Uniba: the research activity does not stop

The University of Bari “Aldo Moro” participated in an international research project, which brought to light more than relevant information on schizophrenia

An article was recently published in the well-known scientific journal Nature, the result of the collaboration of many international research groups, including the Aldo Moro Group of Psychiatric Neuroscience of the University of Bari (considered one of the most advanced at international level in psychiatry research), with professors Alessandro Bertolino, Giuseppe Blasi, Antonio Rampino and Doctor Silvia Torretta.

This article reports very important information on schizophrenia, a disabling psychic disorder whose characterizations are alterations in thinking, perception and behavior. It usually has a chronic evolution and tends to worsen over time if left untreated.

In previous years, the most disparate theories have been used regarding the causes of schizophrenia and more serious psychiatric disorders, but it was subsequently understood that the risk of getting schizophrenia depends on about 80% of genetic variations.

Until recently, however, only a small percentage of these genetic variations were known.

Subsequently, several research groups joined their forces, collecting the DNA of about three hundred thousand people, of which about seventy-five thousand patients.
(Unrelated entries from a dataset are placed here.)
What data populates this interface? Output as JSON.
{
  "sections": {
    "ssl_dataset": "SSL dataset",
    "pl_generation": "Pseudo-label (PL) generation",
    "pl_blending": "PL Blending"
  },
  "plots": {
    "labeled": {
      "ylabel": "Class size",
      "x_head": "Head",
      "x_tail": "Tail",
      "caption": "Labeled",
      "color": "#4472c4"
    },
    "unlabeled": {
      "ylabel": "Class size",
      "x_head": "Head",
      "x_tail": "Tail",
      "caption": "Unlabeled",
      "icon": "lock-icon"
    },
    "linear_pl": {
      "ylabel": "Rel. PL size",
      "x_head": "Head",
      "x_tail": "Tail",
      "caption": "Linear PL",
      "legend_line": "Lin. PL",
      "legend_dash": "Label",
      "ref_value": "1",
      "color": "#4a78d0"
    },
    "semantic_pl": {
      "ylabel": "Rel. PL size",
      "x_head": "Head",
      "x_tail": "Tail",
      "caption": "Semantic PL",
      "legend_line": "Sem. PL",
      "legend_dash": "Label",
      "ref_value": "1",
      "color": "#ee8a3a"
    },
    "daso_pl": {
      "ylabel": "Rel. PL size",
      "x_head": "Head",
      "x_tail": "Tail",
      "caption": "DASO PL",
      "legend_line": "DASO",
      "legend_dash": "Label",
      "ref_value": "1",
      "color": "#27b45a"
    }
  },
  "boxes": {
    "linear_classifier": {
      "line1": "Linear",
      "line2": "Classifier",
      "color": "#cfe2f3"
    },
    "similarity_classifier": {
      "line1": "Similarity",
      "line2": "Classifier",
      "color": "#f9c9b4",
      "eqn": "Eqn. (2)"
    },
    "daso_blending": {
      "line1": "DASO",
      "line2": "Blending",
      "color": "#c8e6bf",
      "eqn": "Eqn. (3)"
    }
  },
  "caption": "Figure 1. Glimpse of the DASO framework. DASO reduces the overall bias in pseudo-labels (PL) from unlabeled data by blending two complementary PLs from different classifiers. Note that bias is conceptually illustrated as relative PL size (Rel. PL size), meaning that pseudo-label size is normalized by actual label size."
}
The study revealed the presence of at least 287 DNA regions associated with an increased risk of schizophrenia, including at least 120 genes identified. These genes participate in important physiological processes such as the functioning of nerve cells, as well as the reorganization of their communication in structural and functional terms. Upon further investigation, it was possible to understand that most of these genes are involved in brain development, a fundamental physiological process for schizophrenia and other psychiatric disorders.

This research undoubtedly marks progress in the study of this disorder, giving the green light to studies aimed at finding an appropriate pharmacological treatment.